Reliance Long term Equity Fund is managed by Mr. Sunil Singhania and Mr. Samir Racch. The fund primarily focuses on the small and mid cap companies. The fund defines the small and mid cap stocks as follows: any stock having market capitalisation below Rs. 250 crores as a small cap stock and any stock having market capitalisation between Rs 250 crores to Rs. 1500 crores as a mid cap stock. If you have already invested in this scheme exit now. New investors can skip this fund for a better performing fund in this category.

Where does Reliance Long Term Equity Fund invest your money?

Reliance Long term Equity Fund is a mid and small cap fund which means majority of your money will be invested in stocks of medium and small sized companies. Large cap companies tend to be stable compared to mid cap and small cap companies. And just to give kicker returns it has exposure to mid cap companies. Presently it has just 13.32% exposure to large sized companies and 17.18% exposure to mid sized companies and 69.5% exposure in small sized companies.

Suitable for what?
  • Creating wealth
  • Lifestyle needs
Not suitable for what?
  • Child's education
  • Child's marriage
  • Planning for retirement
  • Home Purchase
How has Reliance Long Term Equity Fund performed in the past?

If you had invested Rs 1 lakh when the fund was launched in December 2006, your value of investments would be around Rs 1.5 lakhs. If you had invested Rs 1 lakh 5 years back, your value of investments would be around Rs 1.25 Lakhs. The performance has not been similar to other mid and small cap mutual funds. It has been giving around 4.6% returns for those who have stayed invested for 5 years.  

Assume you had invested Rs 10,000 every month in Reliance Long term Equity Fund through SIP for 5 years today you would have around Rs 7.52 lakhs.

Our recommendation for fresh investment
Not Recommended
Our recommendation for existing investment
Not Recommended
When to exit?

Withdraw when your goals are close to achievement. Do not remove the money when the markets go up or down. Do not panic. Stick to your goals.

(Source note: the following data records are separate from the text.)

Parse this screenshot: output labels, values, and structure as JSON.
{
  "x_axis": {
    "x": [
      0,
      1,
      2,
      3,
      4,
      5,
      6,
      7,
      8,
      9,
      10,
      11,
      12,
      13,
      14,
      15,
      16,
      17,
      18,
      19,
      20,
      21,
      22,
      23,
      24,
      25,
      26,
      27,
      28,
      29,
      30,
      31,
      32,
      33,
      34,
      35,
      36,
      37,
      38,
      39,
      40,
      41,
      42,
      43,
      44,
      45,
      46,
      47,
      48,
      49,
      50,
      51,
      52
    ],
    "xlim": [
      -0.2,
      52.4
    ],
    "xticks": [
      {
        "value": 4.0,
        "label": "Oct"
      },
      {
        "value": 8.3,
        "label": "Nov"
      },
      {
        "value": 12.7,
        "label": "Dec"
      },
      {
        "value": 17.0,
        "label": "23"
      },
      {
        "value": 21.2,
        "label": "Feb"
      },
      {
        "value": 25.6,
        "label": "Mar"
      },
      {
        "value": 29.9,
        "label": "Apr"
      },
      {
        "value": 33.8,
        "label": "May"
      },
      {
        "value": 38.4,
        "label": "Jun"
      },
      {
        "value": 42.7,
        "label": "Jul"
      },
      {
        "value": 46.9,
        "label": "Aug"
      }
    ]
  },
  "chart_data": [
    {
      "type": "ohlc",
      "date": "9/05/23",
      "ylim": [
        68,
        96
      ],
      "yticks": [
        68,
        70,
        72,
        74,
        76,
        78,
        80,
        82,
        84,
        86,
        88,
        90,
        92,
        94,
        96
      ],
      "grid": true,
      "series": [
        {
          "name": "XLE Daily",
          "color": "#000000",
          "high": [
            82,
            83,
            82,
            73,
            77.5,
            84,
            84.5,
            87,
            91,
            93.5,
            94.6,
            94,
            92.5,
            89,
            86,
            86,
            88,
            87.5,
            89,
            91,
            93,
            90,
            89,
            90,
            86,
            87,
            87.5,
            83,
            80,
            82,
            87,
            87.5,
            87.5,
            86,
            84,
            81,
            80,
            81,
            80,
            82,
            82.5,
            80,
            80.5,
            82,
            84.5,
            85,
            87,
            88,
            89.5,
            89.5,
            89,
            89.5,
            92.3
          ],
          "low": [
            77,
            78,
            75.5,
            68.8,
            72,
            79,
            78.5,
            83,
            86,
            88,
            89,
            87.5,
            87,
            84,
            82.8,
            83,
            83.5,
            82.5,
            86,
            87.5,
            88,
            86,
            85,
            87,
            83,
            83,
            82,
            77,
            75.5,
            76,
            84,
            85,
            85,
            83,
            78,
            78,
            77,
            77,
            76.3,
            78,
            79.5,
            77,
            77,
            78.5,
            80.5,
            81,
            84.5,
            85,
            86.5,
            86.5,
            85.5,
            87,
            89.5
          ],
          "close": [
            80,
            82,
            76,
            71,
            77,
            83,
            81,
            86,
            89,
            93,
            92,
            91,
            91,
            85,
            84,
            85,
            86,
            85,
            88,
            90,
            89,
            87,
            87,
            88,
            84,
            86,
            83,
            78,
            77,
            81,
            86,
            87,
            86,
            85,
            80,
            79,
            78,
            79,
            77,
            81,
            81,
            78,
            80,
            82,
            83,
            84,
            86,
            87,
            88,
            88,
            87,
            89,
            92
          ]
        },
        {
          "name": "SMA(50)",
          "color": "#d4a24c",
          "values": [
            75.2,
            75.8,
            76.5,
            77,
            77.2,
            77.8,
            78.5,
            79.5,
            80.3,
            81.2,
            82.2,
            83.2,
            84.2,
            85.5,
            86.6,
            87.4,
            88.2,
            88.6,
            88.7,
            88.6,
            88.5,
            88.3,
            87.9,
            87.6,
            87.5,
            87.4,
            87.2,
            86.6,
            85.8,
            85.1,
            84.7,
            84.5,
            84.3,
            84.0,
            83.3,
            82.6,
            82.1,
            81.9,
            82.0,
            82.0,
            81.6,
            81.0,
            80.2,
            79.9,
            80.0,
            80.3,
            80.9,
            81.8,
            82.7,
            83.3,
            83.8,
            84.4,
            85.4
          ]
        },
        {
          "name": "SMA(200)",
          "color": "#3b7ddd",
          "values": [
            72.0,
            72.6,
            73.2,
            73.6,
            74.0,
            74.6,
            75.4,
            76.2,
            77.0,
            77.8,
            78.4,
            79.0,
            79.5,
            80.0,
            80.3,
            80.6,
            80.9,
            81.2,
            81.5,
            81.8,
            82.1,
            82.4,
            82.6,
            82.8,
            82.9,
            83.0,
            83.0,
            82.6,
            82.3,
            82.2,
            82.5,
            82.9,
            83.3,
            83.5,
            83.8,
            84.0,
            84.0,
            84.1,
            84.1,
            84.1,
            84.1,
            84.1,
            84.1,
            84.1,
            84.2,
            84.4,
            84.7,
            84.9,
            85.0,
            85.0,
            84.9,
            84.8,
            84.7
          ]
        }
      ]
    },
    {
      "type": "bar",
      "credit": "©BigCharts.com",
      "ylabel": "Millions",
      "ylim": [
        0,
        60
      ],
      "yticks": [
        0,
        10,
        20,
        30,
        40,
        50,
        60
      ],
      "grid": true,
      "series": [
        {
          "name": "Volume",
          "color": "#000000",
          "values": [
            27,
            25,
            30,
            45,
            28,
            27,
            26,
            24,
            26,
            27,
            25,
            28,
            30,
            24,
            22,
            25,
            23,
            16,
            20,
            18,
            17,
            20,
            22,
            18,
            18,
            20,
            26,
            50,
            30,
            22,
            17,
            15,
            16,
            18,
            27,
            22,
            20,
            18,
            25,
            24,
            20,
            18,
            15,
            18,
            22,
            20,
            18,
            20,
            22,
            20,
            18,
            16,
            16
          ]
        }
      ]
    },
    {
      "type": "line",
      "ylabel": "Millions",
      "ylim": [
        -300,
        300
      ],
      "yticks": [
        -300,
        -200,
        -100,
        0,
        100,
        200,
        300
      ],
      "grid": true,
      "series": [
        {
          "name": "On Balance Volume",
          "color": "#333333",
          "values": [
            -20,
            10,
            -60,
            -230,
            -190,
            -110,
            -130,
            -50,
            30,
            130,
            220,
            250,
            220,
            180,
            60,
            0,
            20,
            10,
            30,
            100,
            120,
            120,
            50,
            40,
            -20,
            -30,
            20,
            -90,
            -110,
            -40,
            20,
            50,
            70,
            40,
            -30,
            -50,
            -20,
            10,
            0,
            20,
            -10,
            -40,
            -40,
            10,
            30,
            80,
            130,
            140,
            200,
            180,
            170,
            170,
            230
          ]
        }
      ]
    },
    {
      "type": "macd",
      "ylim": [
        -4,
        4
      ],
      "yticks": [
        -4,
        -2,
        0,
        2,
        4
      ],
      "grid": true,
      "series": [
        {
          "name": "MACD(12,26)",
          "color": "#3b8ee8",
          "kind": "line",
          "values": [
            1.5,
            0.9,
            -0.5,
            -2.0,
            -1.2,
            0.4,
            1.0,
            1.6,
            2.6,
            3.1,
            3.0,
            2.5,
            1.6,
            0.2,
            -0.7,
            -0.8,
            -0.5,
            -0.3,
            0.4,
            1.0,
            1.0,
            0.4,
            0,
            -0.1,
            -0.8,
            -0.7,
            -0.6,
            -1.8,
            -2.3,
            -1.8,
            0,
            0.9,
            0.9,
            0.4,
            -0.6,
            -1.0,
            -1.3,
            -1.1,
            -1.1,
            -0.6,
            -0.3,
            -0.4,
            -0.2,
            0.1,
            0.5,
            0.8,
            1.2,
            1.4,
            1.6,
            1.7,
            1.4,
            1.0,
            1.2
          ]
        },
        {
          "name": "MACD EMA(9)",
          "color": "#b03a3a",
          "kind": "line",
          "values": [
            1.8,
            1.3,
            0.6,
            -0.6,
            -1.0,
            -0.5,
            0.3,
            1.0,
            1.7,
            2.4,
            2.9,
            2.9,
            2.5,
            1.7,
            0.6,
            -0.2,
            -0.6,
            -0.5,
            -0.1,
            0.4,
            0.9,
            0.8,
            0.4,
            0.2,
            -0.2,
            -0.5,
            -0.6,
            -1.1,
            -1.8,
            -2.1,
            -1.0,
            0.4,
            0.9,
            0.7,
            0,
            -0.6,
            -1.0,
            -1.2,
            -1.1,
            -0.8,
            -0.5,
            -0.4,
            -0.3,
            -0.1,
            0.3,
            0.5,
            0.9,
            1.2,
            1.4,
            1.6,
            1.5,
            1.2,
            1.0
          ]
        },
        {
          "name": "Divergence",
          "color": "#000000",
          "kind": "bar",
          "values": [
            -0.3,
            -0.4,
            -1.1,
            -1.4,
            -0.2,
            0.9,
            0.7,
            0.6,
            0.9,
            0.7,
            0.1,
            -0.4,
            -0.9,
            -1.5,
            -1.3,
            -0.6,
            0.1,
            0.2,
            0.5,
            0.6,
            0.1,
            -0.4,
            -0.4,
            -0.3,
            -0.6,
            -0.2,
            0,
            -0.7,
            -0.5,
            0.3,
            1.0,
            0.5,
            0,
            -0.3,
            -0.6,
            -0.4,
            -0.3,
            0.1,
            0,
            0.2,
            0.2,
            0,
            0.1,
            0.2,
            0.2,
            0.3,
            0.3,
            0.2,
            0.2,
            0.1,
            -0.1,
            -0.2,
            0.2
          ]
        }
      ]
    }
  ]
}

How frequently you need to monitor the performance?

Once you invest in the fund do not get into the habit of checking the NAV daily or monthly. Review the performance once a year. Too much attention is not good.

What are the charges applicable?

A onetime fee of Rs 100 is charged on investments over Rs 10, 000 made through distributors. If you are a first time investor in mutual funds an additional Rs 50 is charged to cover KYC expenses. This is deducted from your investment and can be skipped if you buy directly from the mutual fund via their website or offices.

If units are sold within a year an exit load of 1% is deducted from your total returns. No exit load applies for units withdrawn post one year. Expense ratio of Reliance Long term Equity Fund is 2.04%. This is charged to recover the fund management company’s expenses on securities’ transactions, commissions, registrar fees, etc. Your mutual fund returns will be total returns less expense ratio.

What are the tax implications?

The returns in an equity mutual fund are absolutely tax free, provided you do not withdraw within 1 year.